Het opnemen tegen Nukespeak

Door Andrew Moss

In 1946 hekelde George Orwell het taalmisbruik in zijn klassieke essay ‘Politics and the English Language’, waarin hij de beroemde uitspraak verklaarde dat ‘de taal lelijk en onnauwkeurig wordt omdat onze gedachten dwaas zijn, maar de slordigheid van onze taal maakt het gemakkelijker. dat we dwaze gedachten hebben.” Orwell bewaarde zijn scherpste kritiek op corrupte politieke taal, die hij de ‘verdediging van het onverdedigbare’ noemde, en in de jaren die volgden namen andere schrijvers soortgelijke kritiek op het politieke discours over, waarbij ze hun focus aanpasten aan de omstandigheden van die tijd.

Eén specifieke kritiek richtte zich op de taal van kernwapens, en ik beweer dat deze taal voor ons vandaag de dag van bijzonder belang zou moeten zijn. Door critici ‘Nukespeak’ genoemd, is het een sterk gemilitariseerd discours dat de morele gevolgen van ons beleid en onze acties verdoezelt. Het is een taal die wordt gebruikt door militaire functionarissen, politieke leiders en beleidsexperts – maar ook door journalisten en burgers. De taal sluipt als een invasieve soort onze publieke discussies binnen en werpt schaduwen op de manier waarop we denken over ons collectieve heden en de toekomst.

In een recent artikel in de New York Times staat bijvoorbeeld: “Kleinere bommen die brandstof toevoegen aan nucleaire angstTwee Times-verslaggevers, William J. Broad en David E. Sanger, beschrijven het voortdurende debat binnen de regering-Obama over de zogenaamde modernisering van ons kernwapenarsenaal, een transformatie die zou resulteren in atoombommen met een grotere nauwkeurigheid en een capaciteit voor hun nucleaire arsenaal. operators om het explosieve vermogen van een enkele bom te vergroten of verkleinen.
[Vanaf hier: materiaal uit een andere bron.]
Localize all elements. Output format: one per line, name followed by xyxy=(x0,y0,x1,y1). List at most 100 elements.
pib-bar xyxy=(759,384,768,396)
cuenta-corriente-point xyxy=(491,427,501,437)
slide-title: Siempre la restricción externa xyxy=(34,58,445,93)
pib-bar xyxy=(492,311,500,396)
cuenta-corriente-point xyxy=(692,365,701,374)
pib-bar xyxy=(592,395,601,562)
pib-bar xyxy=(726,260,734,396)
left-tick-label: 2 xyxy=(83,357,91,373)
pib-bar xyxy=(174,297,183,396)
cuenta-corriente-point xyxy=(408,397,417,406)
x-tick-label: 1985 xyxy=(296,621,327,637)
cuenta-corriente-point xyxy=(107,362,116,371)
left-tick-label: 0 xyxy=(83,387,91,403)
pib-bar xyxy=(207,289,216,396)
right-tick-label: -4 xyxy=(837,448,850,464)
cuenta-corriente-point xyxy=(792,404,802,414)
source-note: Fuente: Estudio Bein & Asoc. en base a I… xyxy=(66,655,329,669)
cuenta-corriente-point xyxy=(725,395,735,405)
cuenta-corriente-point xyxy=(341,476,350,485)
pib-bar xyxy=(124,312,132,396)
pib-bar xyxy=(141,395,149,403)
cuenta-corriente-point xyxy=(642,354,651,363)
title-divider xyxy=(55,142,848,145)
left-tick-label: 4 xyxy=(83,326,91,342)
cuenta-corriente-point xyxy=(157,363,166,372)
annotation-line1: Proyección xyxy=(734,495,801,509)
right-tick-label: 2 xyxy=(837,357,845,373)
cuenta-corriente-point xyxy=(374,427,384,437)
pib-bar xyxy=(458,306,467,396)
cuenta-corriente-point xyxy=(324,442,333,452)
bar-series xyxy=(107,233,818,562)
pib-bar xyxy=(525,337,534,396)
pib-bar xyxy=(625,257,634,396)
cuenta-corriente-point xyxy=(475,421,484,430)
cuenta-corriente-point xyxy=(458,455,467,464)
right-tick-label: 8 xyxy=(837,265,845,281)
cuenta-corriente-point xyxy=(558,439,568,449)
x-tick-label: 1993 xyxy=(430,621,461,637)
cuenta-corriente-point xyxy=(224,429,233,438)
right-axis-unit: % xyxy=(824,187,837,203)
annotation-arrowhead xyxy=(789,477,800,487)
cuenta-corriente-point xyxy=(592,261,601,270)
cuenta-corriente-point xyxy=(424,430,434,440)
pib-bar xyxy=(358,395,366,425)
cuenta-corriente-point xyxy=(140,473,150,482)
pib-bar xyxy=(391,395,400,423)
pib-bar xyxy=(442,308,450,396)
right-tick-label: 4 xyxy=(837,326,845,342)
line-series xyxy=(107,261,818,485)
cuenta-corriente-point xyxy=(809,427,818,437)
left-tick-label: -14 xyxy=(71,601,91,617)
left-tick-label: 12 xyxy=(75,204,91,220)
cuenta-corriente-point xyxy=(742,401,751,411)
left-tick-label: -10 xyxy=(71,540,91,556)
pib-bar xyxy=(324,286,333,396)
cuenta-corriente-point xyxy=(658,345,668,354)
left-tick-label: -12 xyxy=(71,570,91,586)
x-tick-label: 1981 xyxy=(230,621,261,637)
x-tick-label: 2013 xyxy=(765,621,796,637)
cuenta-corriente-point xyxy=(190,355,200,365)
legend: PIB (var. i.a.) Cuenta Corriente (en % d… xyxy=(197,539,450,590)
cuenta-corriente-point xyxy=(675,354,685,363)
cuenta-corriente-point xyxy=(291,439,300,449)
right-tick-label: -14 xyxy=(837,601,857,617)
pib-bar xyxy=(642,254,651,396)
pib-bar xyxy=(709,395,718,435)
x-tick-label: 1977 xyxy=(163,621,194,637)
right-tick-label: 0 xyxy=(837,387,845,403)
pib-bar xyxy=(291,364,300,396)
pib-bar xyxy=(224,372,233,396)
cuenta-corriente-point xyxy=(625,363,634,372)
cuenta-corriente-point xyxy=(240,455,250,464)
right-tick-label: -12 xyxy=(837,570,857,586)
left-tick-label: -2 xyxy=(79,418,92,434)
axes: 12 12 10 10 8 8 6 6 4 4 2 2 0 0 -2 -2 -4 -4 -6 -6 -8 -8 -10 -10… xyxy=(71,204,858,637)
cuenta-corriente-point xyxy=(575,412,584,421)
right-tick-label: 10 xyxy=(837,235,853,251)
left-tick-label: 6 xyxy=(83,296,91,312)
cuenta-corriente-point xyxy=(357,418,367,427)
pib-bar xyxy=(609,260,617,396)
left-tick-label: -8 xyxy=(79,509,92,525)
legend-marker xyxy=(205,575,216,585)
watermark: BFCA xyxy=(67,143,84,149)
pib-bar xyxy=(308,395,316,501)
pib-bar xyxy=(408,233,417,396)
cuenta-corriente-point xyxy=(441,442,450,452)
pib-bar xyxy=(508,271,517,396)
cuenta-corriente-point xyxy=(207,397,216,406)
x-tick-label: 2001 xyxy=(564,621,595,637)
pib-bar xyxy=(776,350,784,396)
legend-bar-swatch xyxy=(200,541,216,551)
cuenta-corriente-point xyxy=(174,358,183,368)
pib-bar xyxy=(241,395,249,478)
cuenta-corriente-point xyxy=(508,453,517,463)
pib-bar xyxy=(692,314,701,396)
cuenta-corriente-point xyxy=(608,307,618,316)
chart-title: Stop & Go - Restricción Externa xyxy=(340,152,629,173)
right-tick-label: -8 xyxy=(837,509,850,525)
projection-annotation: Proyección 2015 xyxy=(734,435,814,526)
Voorstanders beweren dat het moderniseren van de wapens de waarschijnlijkheid van het gebruik ervan zal verkleinen door hun afschrikking voor potentiële agressors te vergroten, terwijl critici beweren dat het upgraden van de bommen het gebruik ervan nog verleidelijker zal maken voor militaire commandanten. De critici noemen ook de kosten van het moderniseringsprogramma – tot 1 biljoen dollar als alle gerelateerde elementen in aanmerking worden genomen.

In het hele artikel kaderen Broad en Sanger deze kwesties in de taal van Nukespeak. In de volgende zin bevatten ze bijvoorbeeld twee eufemismen: “En de opbrengst ervan, de explosieve kracht van de bom, kan afhankelijk van het doelwit omhoog of omlaag worden gedraaid om de bijkomende schade te minimaliseren.” De eufemismen ‘opbrengst’ en ‘bijkomende schade’ wissen de menselijke aanwezigheid – een stem, een gezicht – uit de vergelijking van de dood. Hoewel de auteurs de term 'opbrengst' definiëren als 'explosieve kracht', zorgt de aanwezigheid van het woord in de tekst nog steeds voor zenuwen vanwege het contrast tussen goedaardige betekenissen, dat wil zeggen een oogst of geldelijke winst, en het demonische gevoel van een dodelijke oogst. En de uitdrukking ‘bijkomende schade’ wordt al lang erkend vanwege zijn pure leugenachtigheid, het weglaten van het onuitsprekelijke uit elke overweging.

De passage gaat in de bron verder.